Suprasternal Notch Window

To facilitate imaging from the suprasternal notch window, the patient’s neck should be comfortably hyperextended to create space for transducer placement. This may be achieved by placing a pillow behind the patient’s shoulders with the patient lying supine. The suprasternal long-axis view is recorded with the transducer index marker directed toward the left supraclavicular region (approximately the 2-o’clock position). In this view, the aortic arch, the origin of the brachiocephalic arteries, and the descending thoracic aorta are visualized. A cross-sectional view of the right pulmonary artery (RPA) is just under the aortic arch (see Fig. 8.11B ). Rotating the transducer clockwise, perpendicular to the long-axis view, shows the aortic arch in cross-section and the RPA in long axis. Although they are not easily visualized due to their distance from the transducer, the suprasternal short-axis view is the only view in which all four pulmonary veins entering the LA may be concurrently imaged.

M-Mode Echocardiography

M-mode echocardiography plays an important role in comprehensive cardiac assessment. M-mode tracings are displayed as a single scan line from the transducer located in a selected position within the sector width. Depth is displayed on the vertical axis against time on the horizontal axis. The rapid sampling rate of M-mode echocardiography yields excellent temporal resolution, providing precise measurements of cardiac dimensions, and allows the sonographer to more accurately evaluate highly mobile structures and assess the timing of motion in these structures. M-mode recordings should be obtained with guidance from 2D echocardiographic imaging for optimal placement of the M-mode cursor.

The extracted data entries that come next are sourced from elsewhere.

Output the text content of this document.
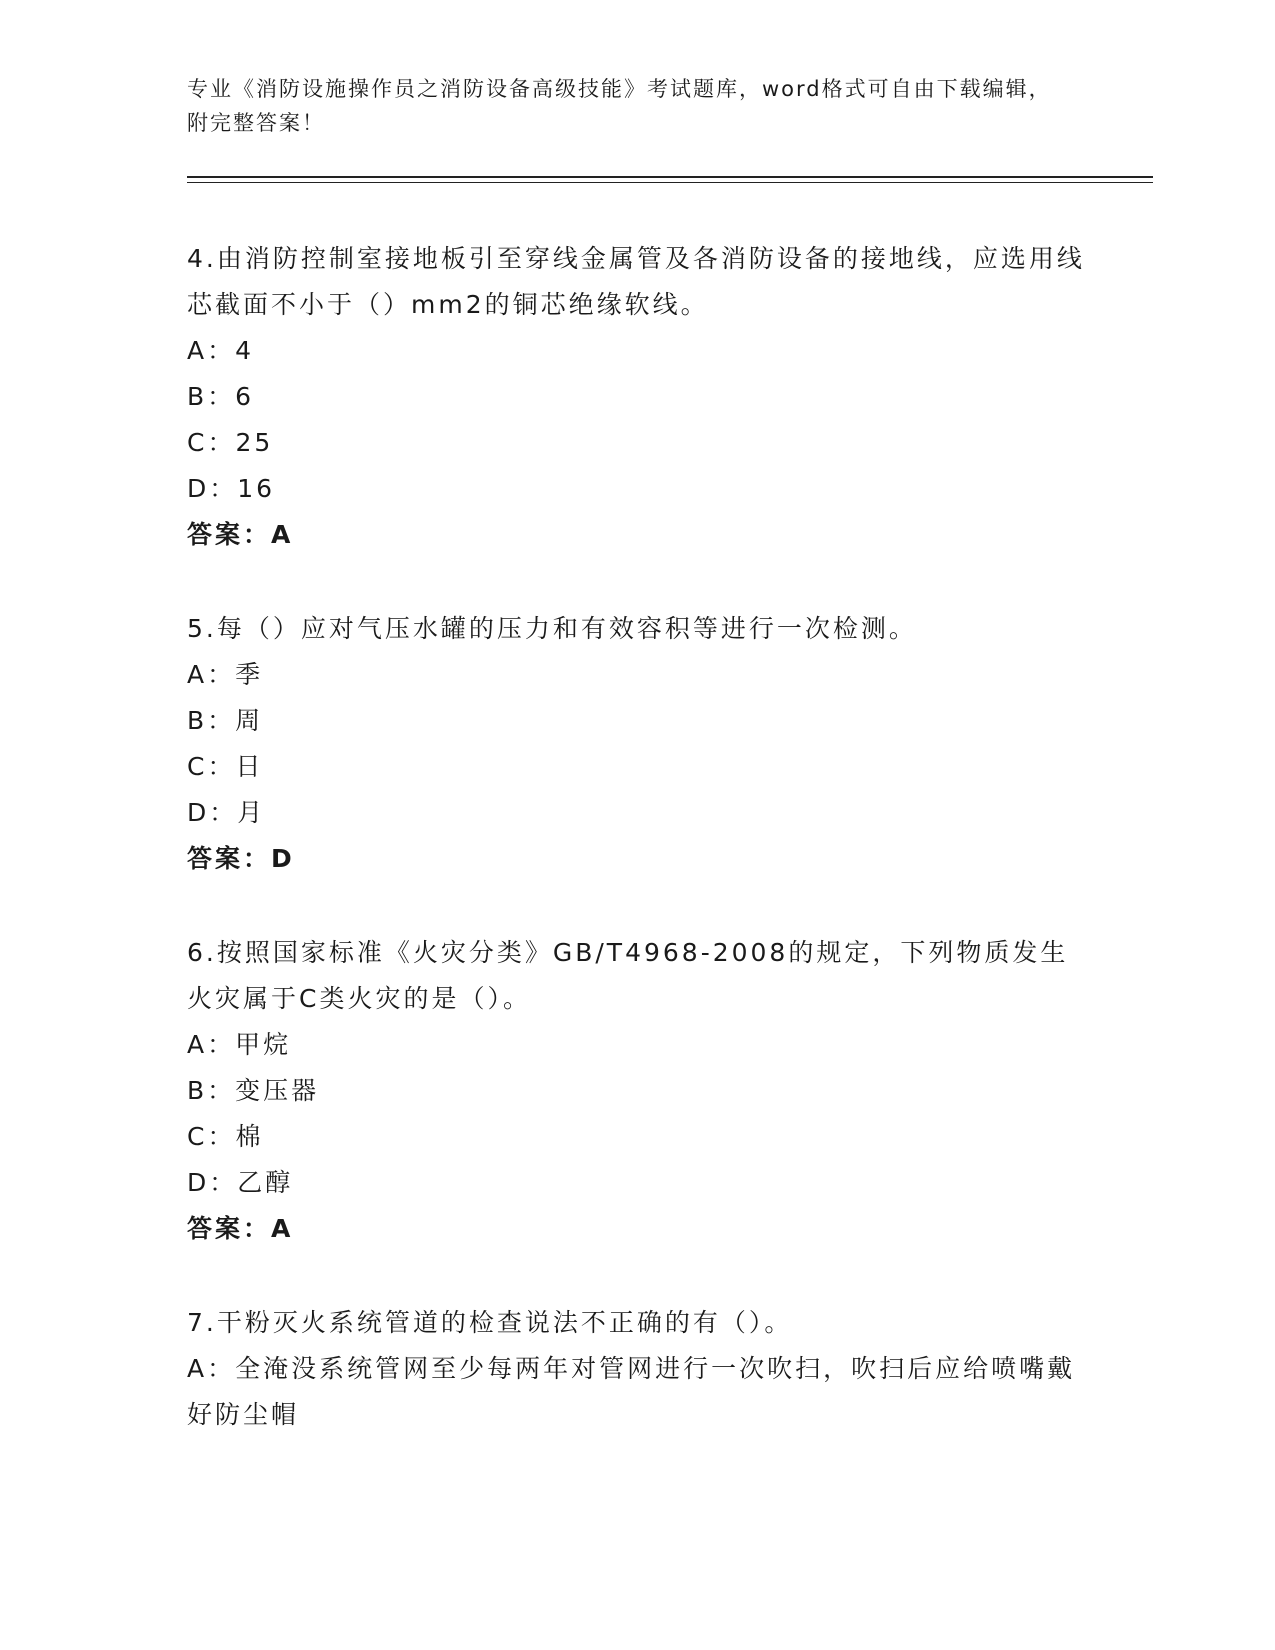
专业《消防设施操作员之消防设备高级技能》考试题库，word格式可自由下载编辑，附完整答案！
4.由消防控制室接地板引至穿线金属管及各消防设备的接地线，应选用线芯截面不小于（）mm2的铜芯绝缘软线。
A：4
B：6
C：25
D：16
答案：A
5.每（）应对气压水罐的压力和有效容积等进行一次检测。
A：季
B：周
C：日
D：月
答案：D
6.按照国家标准《火灾分类》GB/T4968-2008的规定，下列物质发生火灾属于C类火灾的是（）。
A：甲烷
B：变压器
C：棉
D：乙醇
答案：A
7.干粉灭火系统管道的检查说法不正确的有（）。
A：全淹没系统管网至少每两年对管网进行一次吹扫，吹扫后应给喷嘴戴好防尘帽
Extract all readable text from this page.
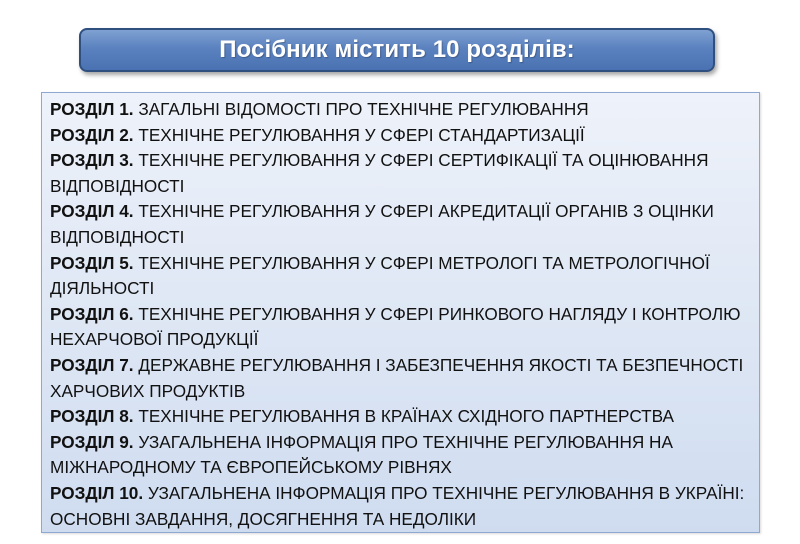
Посібник містить 10 розділів:

РОЗДІЛ 1. ЗАГАЛЬНІ ВІДОМОСТІ ПРО ТЕХНІЧНЕ РЕГУЛЮВАННЯ

РОЗДІЛ 2. ТЕХНІЧНЕ РЕГУЛЮВАННЯ У СФЕРІ СТАНДАРТИЗАЦІЇ

РОЗДІЛ 3. ТЕХНІЧНЕ РЕГУЛЮВАННЯ У СФЕРІ СЕРТИФІКАЦІЇ ТА ОЦІНЮВАННЯ ВІДПОВІДНОСТІ

РОЗДІЛ 4. ТЕХНІЧНЕ РЕГУЛЮВАННЯ У СФЕРІ АКРЕДИТАЦІЇ ОРГАНІВ З ОЦІНКИ ВІДПОВІДНОСТІ

РОЗДІЛ 5. ТЕХНІЧНЕ РЕГУЛЮВАННЯ У СФЕРІ МЕТРОЛОГІ ТА МЕТРОЛОГІЧНОЇ ДІЯЛЬНОСТІ

РОЗДІЛ 6. ТЕХНІЧНЕ РЕГУЛЮВАННЯ У СФЕРІ РИНКОВОГО НАГЛЯДУ І КОНТРОЛЮ НЕХАРЧОВОЇ ПРОДУКЦІЇ

РОЗДІЛ 7. ДЕРЖАВНЕ РЕГУЛЮВАННЯ І ЗАБЕЗПЕЧЕННЯ ЯКОСТІ ТА БЕЗПЕЧНОСТІ ХАРЧОВИХ ПРОДУКТІВ

РОЗДІЛ 8. ТЕХНІЧНЕ РЕГУЛЮВАННЯ В КРАЇНАХ СХІДНОГО ПАРТНЕРСТВА

РОЗДІЛ 9. УЗАГАЛЬНЕНА ІНФОРМАЦІЯ ПРО ТЕХНІЧНЕ РЕГУЛЮВАННЯ НА МІЖНАРОДНОМУ ТА ЄВРОПЕЙСЬКОМУ РІВНЯХ

РОЗДІЛ 10. УЗАГАЛЬНЕНА ІНФОРМАЦІЯ ПРО ТЕХНІЧНЕ РЕГУЛЮВАННЯ В УКРАЇНІ: ОСНОВНІ ЗАВДАННЯ, ДОСЯГНЕННЯ ТА НЕДОЛІКИ
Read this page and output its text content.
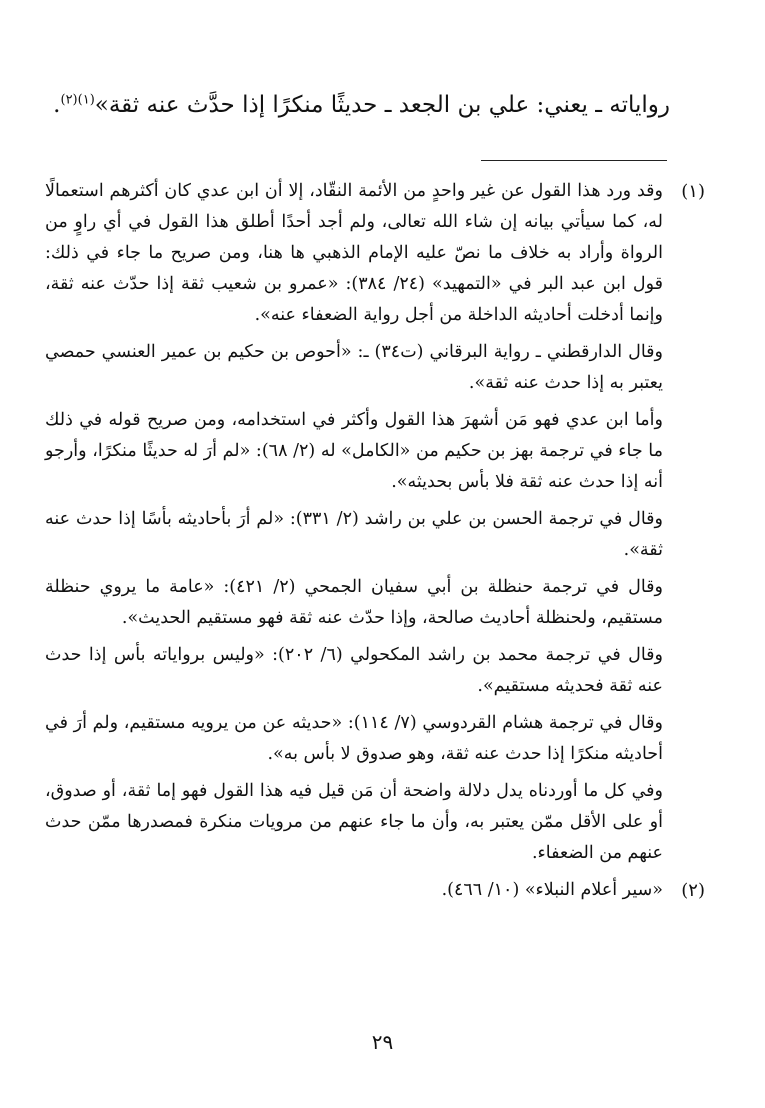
رواياته ـ يعني: علي بن الجعد ـ حديثًا منكرًا إذا حدَّث عنه ثقة»$^{(١)(٢)}$.
(١)

وقد ورد هذا القول عن غير واحدٍ من الأئمة النقّاد، إلا أن ابن عدي كان أكثرهم استعمالًا له، كما سيأتي بيانه إن شاء الله تعالى، ولم أجد أحدًا أطلق هذا القول في أي راوٍ من الرواة وأراد به خلاف ما نصّ عليه الإمام الذهبي ها هنا، ومن صريح ما جاء في ذلك: قول ابن عبد البر في «التمهيد» (٢٤/ ٣٨٤): «عمرو بن شعيب ثقة إذا حدّث عنه ثقة، وإنما أدخلت أحاديثه الداخلة من أجل رواية الضعفاء عنه».

وقال الدارقطني ـ رواية البرقاني (ت٣٤) ـ: «أحوص بن حكيم بن عمير العنسي حمصي يعتبر به إذا حدث عنه ثقة».

وأما ابن عدي فهو مَن أشهرَ هذا القول وأكثر في استخدامه، ومن صريح قوله في ذلك ما جاء في ترجمة بهز بن حكيم من «الكامل» له (٢/ ٦٨): «لم أرَ له حديثًا منكرًا، وأرجو أنه إذا حدث عنه ثقة فلا بأس بحديثه».

وقال في ترجمة الحسن بن علي بن راشد (٢/ ٣٣١): «لم أرَ بأحاديثه بأسًا إذا حدث عنه ثقة».

وقال في ترجمة حنظلة بن أبي سفيان الجمحي (٢/ ٤٢١): «عامة ما يروي حنظلة مستقيم، ولحنظلة أحاديث صالحة، وإذا حدّث عنه ثقة فهو مستقيم الحديث».

وقال في ترجمة محمد بن راشد المكحولي (٦/ ٢٠٢): «وليس برواياته بأس إذا حدث عنه ثقة فحديثه مستقيم».

وقال في ترجمة هشام القردوسي (٧/ ١١٤): «حديثه عن من يرويه مستقيم، ولم أرَ في أحاديثه منكرًا إذا حدث عنه ثقة، وهو صدوق لا بأس به».

وفي كل ما أوردناه يدل دلالة واضحة أن مَن قيل فيه هذا القول فهو إما ثقة، أو صدوق، أو على الأقل ممّن يعتبر به، وأن ما جاء عنهم من مرويات منكرة فمصدرها ممّن حدث عنهم من الضعفاء.

(٢)

«سير أعلام النبلاء» (١٠/ ٤٦٦).

٢٩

In the PLAX view, M-mode tracings are obtained for the evaluation of LV chamber size (measured at the level of MV tip coaptation), MV, AV, and LA. Although measurements of the LV from M-mode are limited because of their one-dimensional spatial representation, they are typically accurate and reproducible in evaluating disease processes that result in symmetric changes to the LV, such as volume overload and hypertrophy.

A 2D-guided M-mode recording at the MV level is useful in the evaluation of LV systolic function, aortic insufficiency, and hypertrophic obstructive cardiomyopathy. For example, an increased E-point septal separation, which is the distance between the septal wall and the E-point (point of maximum excursion of the AMVL toward the IVS in early diastole) indicates LV dilation and systolic dysfunction. Abnormal motion of the AMVL may suggest an underlying pathology (e.g., fluttering of the leaflet in the setting of aortic insufficiency). M-mode recordings through the proximal ascending aorta at the level of the AV leaflet tip are useful for evaluating AV pathologies. For example, thickened cusps and reduced AV opening during systole suggests valve stenosis, and thin cusps with early closure indicate prevalve systolic obstruction, which can occur in hypertrophic cardiomyopathy ( Fig. 8.12A ).

Fig. 8.12, M-mode imaging.

M-mode examination is also used in the evaluation of pulmonary hypertension, RV dysfunction, and pericardial effusion and tamponade. A classic finding in pulmonary hypertension is mid-systolic closure (i.e., notching) of pulmonic valve motion, which produces a characteristic flying W shape (see Fig. 8.12B ). RV systolic function is gauged by the evaluation of tricuspid annular plane systolic excursion (TAPSE) on apical M-mode recording. In patients with hemodynamically significant pericardial effusions, directing the M-mode scan line through the RV free wall can demonstrate early diastolic collapse and respiratory variability in cardiac chamber size.

Doppler Echocardiography

Doppler echocardiography and color-flow Doppler are essential parts of the complete echocardiographic examination. Doppler echocardiography complements 2D and M-mode assessments of cardiac structure, providing important hemodynamic information.